If you reside in New York or wish to run a business in New York , it may be convenient to incorporate a business in New York. But before you do so, you should know a major disadvantage of incorporating a business in New York.
Business owners tend to desire the protection that incorporation gives to its shareholders’ personal assets. But you should know of a significant exception to that rule in New York. Under N.Y. Business Corporation Law § 630, the ten largest shareholders in any non-public company can be held liable for wage claims made by corporate employees. This includes salaries, overtime, vacation, holiday, severance pay and a whole host of other types of pay.
To compound matters, liability under this law is “joint and several,” meaning that a claimant can enforce a judgment against just one of the ten largest shareholders, who would then have to seek contributions from his or her fellow business owners – which can lead to all kinds of strife within a corporation.
This exception is not without its own limitations. There are legal hurdles for employees, like notice requirements and time limits on acting to invoke this provision. Additionally, in order to recover, the employee must have already obtained a judgment against the corporation itself and the corporation must have failed to pay the judgment.

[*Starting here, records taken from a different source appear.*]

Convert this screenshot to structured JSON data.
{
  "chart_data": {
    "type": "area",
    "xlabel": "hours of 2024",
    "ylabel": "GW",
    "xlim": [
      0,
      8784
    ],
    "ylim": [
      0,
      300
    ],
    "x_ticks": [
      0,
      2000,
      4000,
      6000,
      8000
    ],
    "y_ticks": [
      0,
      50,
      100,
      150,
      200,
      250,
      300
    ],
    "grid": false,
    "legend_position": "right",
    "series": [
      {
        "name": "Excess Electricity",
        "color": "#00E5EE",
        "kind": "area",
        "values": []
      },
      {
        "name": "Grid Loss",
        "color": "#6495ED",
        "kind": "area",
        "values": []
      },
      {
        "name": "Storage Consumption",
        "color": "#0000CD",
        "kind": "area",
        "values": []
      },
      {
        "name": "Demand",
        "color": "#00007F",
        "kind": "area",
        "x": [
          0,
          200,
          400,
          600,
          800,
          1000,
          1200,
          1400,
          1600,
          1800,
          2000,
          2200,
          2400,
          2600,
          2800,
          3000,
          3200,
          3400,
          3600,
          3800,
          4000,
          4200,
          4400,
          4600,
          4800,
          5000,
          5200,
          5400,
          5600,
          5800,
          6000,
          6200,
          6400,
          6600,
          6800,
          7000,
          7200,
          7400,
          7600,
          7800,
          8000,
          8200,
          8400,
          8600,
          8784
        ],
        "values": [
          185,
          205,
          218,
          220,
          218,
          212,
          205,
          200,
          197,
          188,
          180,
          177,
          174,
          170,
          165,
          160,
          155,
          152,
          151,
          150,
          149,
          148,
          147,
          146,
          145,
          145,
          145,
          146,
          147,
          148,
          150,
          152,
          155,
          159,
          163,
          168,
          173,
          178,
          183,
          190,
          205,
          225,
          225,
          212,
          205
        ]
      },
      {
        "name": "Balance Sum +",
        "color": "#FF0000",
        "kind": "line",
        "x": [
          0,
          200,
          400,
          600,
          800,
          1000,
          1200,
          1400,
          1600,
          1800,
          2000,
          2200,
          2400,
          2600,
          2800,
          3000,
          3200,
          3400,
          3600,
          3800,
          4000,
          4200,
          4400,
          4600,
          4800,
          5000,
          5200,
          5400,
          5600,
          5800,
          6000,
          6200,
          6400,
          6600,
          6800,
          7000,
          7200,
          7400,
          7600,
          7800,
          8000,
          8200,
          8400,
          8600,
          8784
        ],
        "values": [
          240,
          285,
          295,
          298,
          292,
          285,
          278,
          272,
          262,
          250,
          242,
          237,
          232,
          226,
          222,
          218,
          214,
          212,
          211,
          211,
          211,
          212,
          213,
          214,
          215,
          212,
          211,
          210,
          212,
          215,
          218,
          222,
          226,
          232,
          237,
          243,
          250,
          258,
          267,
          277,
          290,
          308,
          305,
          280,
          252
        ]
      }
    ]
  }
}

But there is a way for those doing business in New York to avoid this whole risk.
New York’s Court of Appeals has held that NY BCL § 630 doesn’t apply to corporations incorporated in any other state. This is one of many reasons why businesses located in New York consider incorporating in another state (like Delaware, which many lawyers consider to have the most favorable corporate laws in the nation) and then register to do business in New York as a foreign corporation.